Liquid Sn compatibility of HiPIMS W-based multilayers: Influence of coating architecture and substrate finish

AbstractThe use of liquid tin divertors in future nuclear fusion devices requires effective solutions to mitigate corrosion of structural materials. In this work, tungsten-based coatings deposited by High Power Impulse Magnetron Sputtering (HiPIMS) were investigated as protective barriers for CuCrZr alloys used in fusion heat sink components. The study aimed to identify the key material and engineering parameters governing coating performance under liquid tin exposure. Multilayer coatings with different compositions (tungsten–aluminium, tungsten–nitrogen and tungsten–chromium–titanium), architectures and morphologies were tested using static liquid tin corrosion experiments at 400 °C. Coating adhesion was evaluated prior to corrosion, while morphological and microstructural analyses were performed before and after exposure. Concerning tungsten-aluminium coatings, additional tests at 500 °C assessed the influence of coating thickness and substrate roughness. All tungsten-based coatings exhibited excellent chemical compatibility with liquid tin, with degradation primarily driven by mechanical and morphological factors. Coatings containing amorphous mixed layers showed superior corrosion resistance, attributed to the absence of grain boundaries and improved mechanical compliance.
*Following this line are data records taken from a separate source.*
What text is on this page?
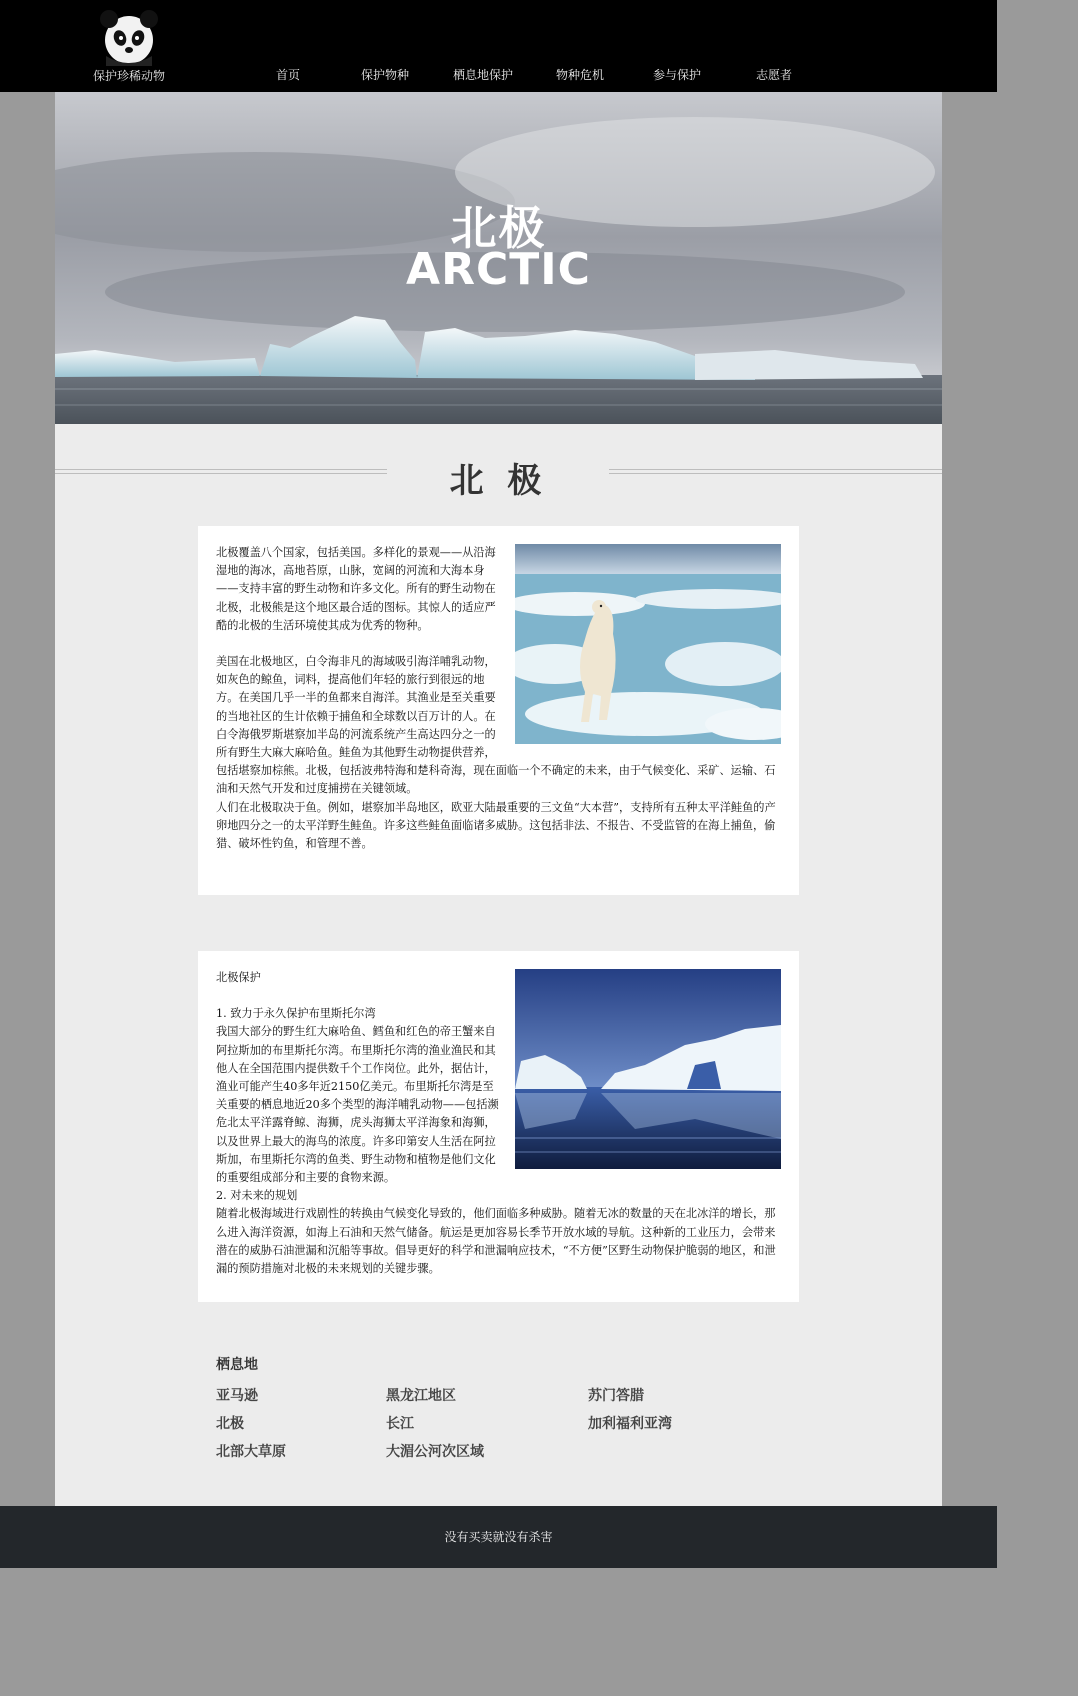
保护珍稀动物	首页	保护物种	栖息地保护	物种危机	参与保护	志愿者
北极
ARCTIC
北 极

北极覆盖八个国家，包括美国。多样化的景观——从沿海湿地的海冰，高地苔原，山脉，宽阔的河流和大海本身——支持丰富的野生动物和许多文化。所有的野生动物在北极，北极熊是这个地区最合适的图标。其惊人的适应严酷的北极的生活环境使其成为优秀的物种。

美国在北极地区，白令海非凡的海域吸引海洋哺乳动物，如灰色的鲸鱼，词料，提高他们年轻的旅行到很远的地方。在美国几乎一半的鱼都来自海洋。其渔业是至关重要的当地社区的生计依赖于捕鱼和全球数以百万计的人。在白令海俄罗斯堪察加半岛的河流系统产生高达四分之一的所有野生大麻大麻哈鱼。鲑鱼为其他野生动物提供营养，包括堪察加棕熊。北极，包括波弗特海和楚科奇海，现在面临一个不确定的未来，由于气候变化、采矿、运输、石油和天然气开发和过度捕捞在关键领域。

人们在北极取决于鱼。例如，堪察加半岛地区，欧亚大陆最重要的三文鱼“大本营”，支持所有五种太平洋鲑鱼的产卵地四分之一的太平洋野生鲑鱼。许多这些鲑鱼面临诸多威胁。这包括非法、不报告、不受监管的在海上捕鱼，偷猎、破坏性钓鱼，和管理不善。

北极保护

1. 致力于永久保护布里斯托尔湾

我国大部分的野生红大麻哈鱼、鳕鱼和红色的帝王蟹来自阿拉斯加的布里斯托尔湾。布里斯托尔湾的渔业渔民和其他人在全国范围内提供数千个工作岗位。此外，据估计，渔业可能产生40多年近2150亿美元。布里斯托尔湾是至关重要的栖息地近20多个类型的海洋哺乳动物——包括濒危北太平洋露脊鲸、海狮，虎头海狮太平洋海象和海狮，以及世界上最大的海鸟的浓度。许多印第安人生活在阿拉斯加，布里斯托尔湾的鱼类、野生动物和植物是他们文化的重要组成部分和主要的食物来源。

2. 对未来的规划

随着北极海域进行戏剧性的转换由气候变化导致的，他们面临多种威胁。随着无冰的数量的天在北冰洋的增长，那么进入海洋资源，如海上石油和天然气储备。航运是更加容易长季节开放水域的导航。这种新的工业压力，会带来潜在的威胁石油泄漏和沉船等事故。倡导更好的科学和泄漏响应技术，“不方便”区野生动物保护脆弱的地区，和泄漏的预防措施对北极的未来规划的关键步骤。

栖息地
亚马逊	黑龙江地区	苏门答腊
北极	长江	加利福利亚湾
北部大草原	大湄公河次区域
没有买卖就没有杀害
Multilayer architectures further enhanced robustness, while fully crystalline layers were more susceptible to brittle failure. Coating thickness and substrate surface finish were identified as critical parameters for reliable protection. The presented results are valuable to design protective coatings for liquid tin divertor applications and to support the transition toward reactor-relevant fusion components.